Friday, October 26, 2018

Heckuva Job, Jerry

One of my trolls periodically asks why I don't leave California, given that I don't have anything positive to say about its government.  My reply is simple:  even if I left, California would still be a rotten place to live unless you're rich:
If liberal policies actually made any sort of progress correcting the various inequities that they’re alleged to do, big government utopias like California would be progressive beacons of hope for the American left. California, many believed, was so progressive and forward thinking that it would experiment with various social policies and the rest of the states would follow suit. Hence, the so-called “Golden Rule” of the nation was once “as California goes, so does the country.” So, how is California doing with the problem of wealth inequality?

Not so good.

Despite having the fifth-largest economy in the world, California is one of the worst states in the nation in terms of wealth inequality...
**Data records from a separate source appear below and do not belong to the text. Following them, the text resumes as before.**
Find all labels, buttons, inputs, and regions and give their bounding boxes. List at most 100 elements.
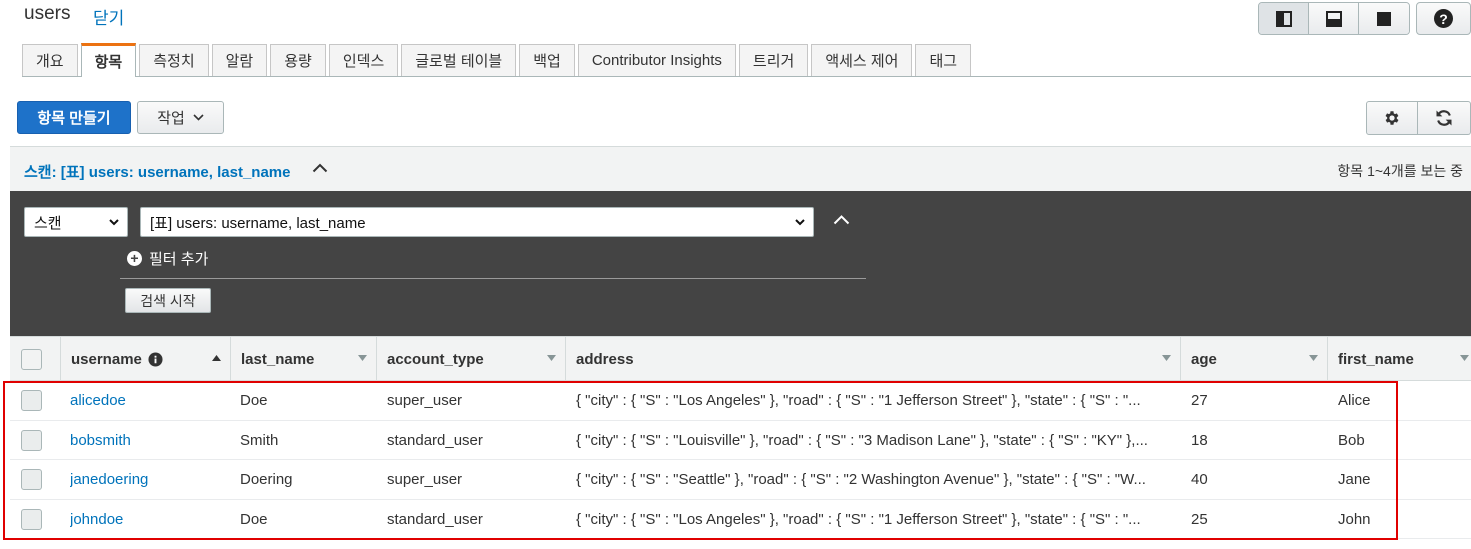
help-button[interactable]: ? xyxy=(1416,2,1471,35)
tab-6[interactable]: 글로벌 테이블 xyxy=(401,44,517,76)
cell-username[interactable]: alicedoe xyxy=(70,381,220,420)
cell-first-name: John xyxy=(1338,510,1371,528)
info-icon[interactable] xyxy=(148,351,163,367)
row-checkbox[interactable] xyxy=(21,469,42,490)
cell-last-name: Smith xyxy=(240,431,279,449)
cell-account-type: super_user xyxy=(387,392,463,409)
settings-button[interactable] xyxy=(1366,101,1418,135)
table-header: username last_name account_type address … xyxy=(10,336,1471,381)
column-header-first-name[interactable]: first_name xyxy=(1327,337,1471,381)
row-checkbox[interactable] xyxy=(21,390,42,411)
chevron-down-icon xyxy=(109,219,119,226)
full-view-button[interactable] xyxy=(1359,3,1409,34)
start-search-button[interactable]: 검색 시작 xyxy=(125,288,211,313)
column-label-username: username xyxy=(71,350,142,368)
sort-icon xyxy=(358,355,367,361)
refresh-button[interactable] xyxy=(1418,101,1471,135)
column-label-address: address xyxy=(576,350,634,368)
cell-username[interactable]: johndoe xyxy=(70,500,220,539)
table-body: alicedoe Doe super_user { "city" : { "S" : … xyxy=(10,381,1471,539)
cell-first-name: Jane xyxy=(1338,471,1371,488)
tab-9[interactable]: 트리거 xyxy=(738,44,809,76)
scan-summary-title[interactable]: 스캔: [표] users: username, last_name xyxy=(24,161,291,182)
filter-divider xyxy=(120,278,866,279)
split-horizontal-icon xyxy=(1325,10,1342,27)
scan-target-value: [표] users: username, last_name xyxy=(150,214,366,232)
full-view-icon xyxy=(1377,11,1391,26)
row-select-cell xyxy=(21,500,51,539)
row-select-cell xyxy=(21,460,51,499)
cell-first-name: Alice xyxy=(1338,392,1371,409)
refresh-icon xyxy=(1436,110,1452,126)
tab-10[interactable]: 액세스 제어 xyxy=(811,44,913,76)
column-label-account-type: account_type xyxy=(387,350,484,368)
table-row[interactable]: janedoering Doering super_user { "city" : {… xyxy=(10,460,1471,500)
table-row[interactable]: alicedoe Doe super_user { "city" : { "S" : … xyxy=(10,381,1471,421)
create-item-button[interactable]: 항목 만들기 xyxy=(17,101,131,134)
cell-last-name: Doering xyxy=(240,471,293,488)
tab-5[interactable]: 인덱스 xyxy=(328,44,399,76)
select-all-cell xyxy=(10,337,60,381)
cell-account-type: super_user xyxy=(387,471,463,488)
cell-age: 40 xyxy=(1191,471,1208,488)
cell-last-name: Doe xyxy=(240,510,268,528)
cell-username[interactable]: bobsmith xyxy=(70,421,220,460)
cell-age: 25 xyxy=(1191,510,1208,528)
cell-last-name: Doe xyxy=(240,392,268,409)
tab-2[interactable]: 측정치 xyxy=(139,44,209,76)
split-vertical-view-button[interactable] xyxy=(1259,3,1309,34)
tab-8[interactable]: Contributor Insights xyxy=(577,44,736,76)
row-checkbox[interactable] xyxy=(21,508,42,530)
page-title: users xyxy=(24,3,71,24)
column-label-age: age xyxy=(1191,350,1217,368)
tab-7[interactable]: 백업 xyxy=(519,44,575,76)
table-row[interactable]: johndoe Doe standard_user { "city" : { "S" … xyxy=(10,500,1471,539)
cell-address: { "city" : { "S" : "Los Angeles" }, "roa… xyxy=(576,510,1141,528)
cell-address: { "city" : { "S" : "Louisville" }, "road… xyxy=(576,431,1148,449)
tab-4[interactable]: 용량 xyxy=(270,44,326,76)
actions-dropdown-button[interactable]: 작업 xyxy=(137,101,224,134)
tab-3[interactable]: 알람 xyxy=(211,44,268,76)
split-vertical-icon xyxy=(1275,10,1292,27)
column-header-username[interactable]: username xyxy=(60,337,230,381)
chevron-down-icon xyxy=(193,114,204,121)
sort-icon xyxy=(1309,355,1318,361)
tab-bar: 개요 항목 측정치 알람 용량 인덱스 글로벌 테이블 백업 Contributor Insig… xyxy=(22,43,974,77)
column-header-age[interactable]: age xyxy=(1180,337,1327,381)
actions-label: 작업 xyxy=(157,110,185,127)
cell-age: 27 xyxy=(1191,392,1208,409)
cell-username[interactable]: janedoering xyxy=(70,460,220,499)
scan-mode-value: 스캔 xyxy=(34,214,62,232)
row-select-cell xyxy=(21,421,51,460)
help-icon: ? xyxy=(1434,9,1453,28)
sort-icon xyxy=(1162,355,1171,361)
cell-account-type: standard_user xyxy=(387,510,483,528)
tab-0[interactable]: 개요 xyxy=(22,44,78,76)
scan-target-select[interactable]: [표] users: username, last_name xyxy=(140,207,814,237)
select-all-checkbox[interactable] xyxy=(21,348,42,370)
gear-icon xyxy=(1385,111,1399,125)
column-label-last-name: last_name xyxy=(241,350,315,368)
chevron-up-icon[interactable] xyxy=(312,163,328,173)
layout-toggle-group xyxy=(1258,2,1410,35)
add-filter-button[interactable]: + 필터 추가 xyxy=(127,248,208,269)
column-header-address[interactable]: address xyxy=(565,337,1180,381)
scan-summary-bar[interactable]: 스캔: [표] users: username, last_name 항목 1~… xyxy=(10,146,1471,191)
collapse-panel-icon[interactable] xyxy=(833,214,850,225)
tab-1[interactable]: 항목 xyxy=(80,43,137,77)
column-header-account-type[interactable]: account_type xyxy=(376,337,565,381)
scan-mode-select[interactable]: 스캔 xyxy=(24,207,128,237)
add-filter-label: 필터 추가 xyxy=(149,251,209,268)
cell-address: { "city" : { "S" : "Los Angeles" }, "roa… xyxy=(576,392,1141,409)
close-link[interactable]: 닫기 xyxy=(93,4,124,29)
row-checkbox[interactable] xyxy=(21,429,42,451)
row-select-cell xyxy=(21,381,51,420)
scan-filter-panel: 스캔 [표] users: username, last_name + 필터 추… xyxy=(10,191,1471,336)
tab-11[interactable]: 태그 xyxy=(915,44,972,76)
column-label-first-name: first_name xyxy=(1338,350,1414,368)
split-horizontal-view-button[interactable] xyxy=(1309,3,1359,34)
cell-age: 18 xyxy=(1191,431,1208,449)
column-header-last-name[interactable]: last_name xyxy=(230,337,376,381)
scan-status-text: 항목 1~4개를 보는 중 xyxy=(1337,163,1463,179)
table-row[interactable]: bobsmith Smith standard_user { "city" : { "… xyxy=(10,421,1471,460)
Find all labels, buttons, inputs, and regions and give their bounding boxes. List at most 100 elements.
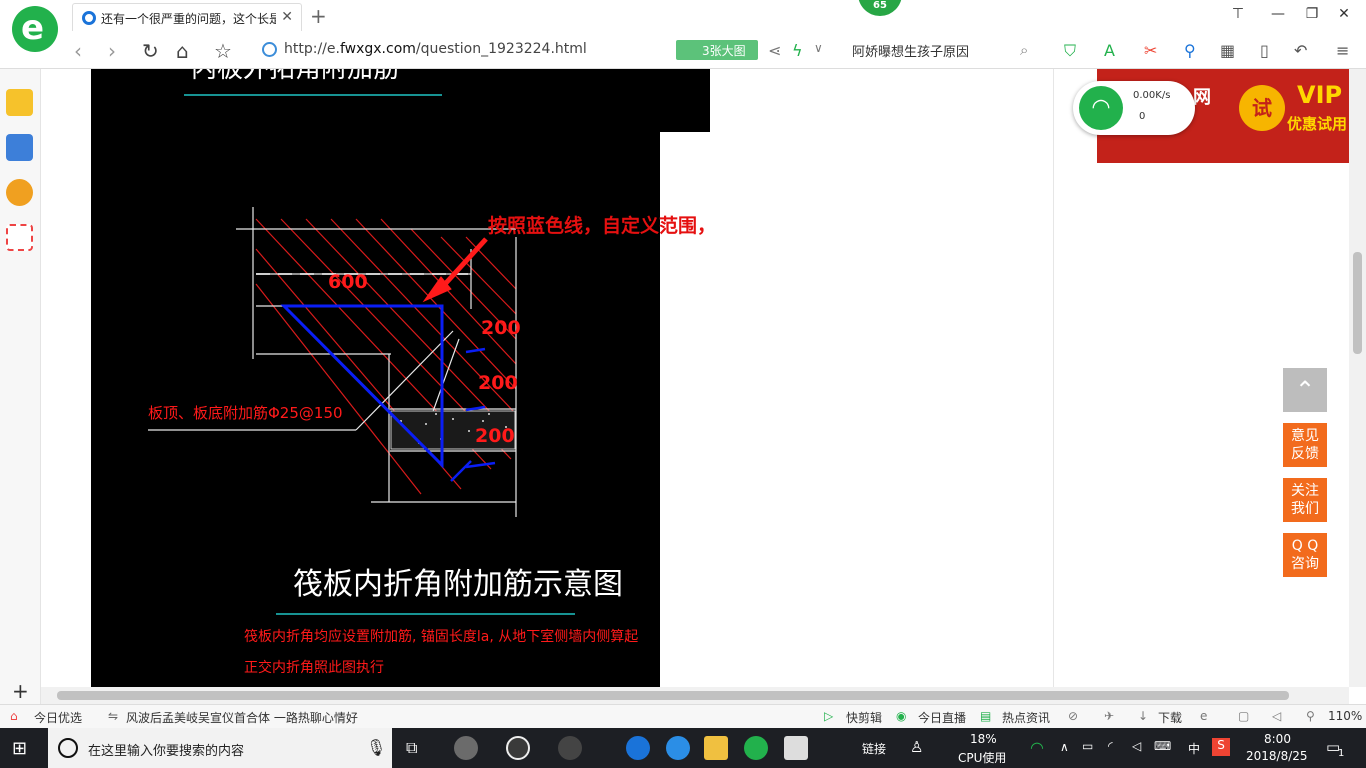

Despite all the wealth in the state and the Democrat control of state government, California actually ranks as the poorest state in the country after costs of living are factored in. A whopping 19 percent of Californians live below the poverty line. While California represents just 12 percent of the nation’s population, Californians represent a third of all Americans on welfare.
As the saying goes, read the whole thing.


Pseudotsuga said...

If you left California before retiring, would your teacher pension follow you?
(this is assuming that you actually get anything from the notoriously underfunded program.)

Darren said...

I assume I could draw on it if I retire at age 55, but I'd still be subject to the federal Windfall Elimination Provision.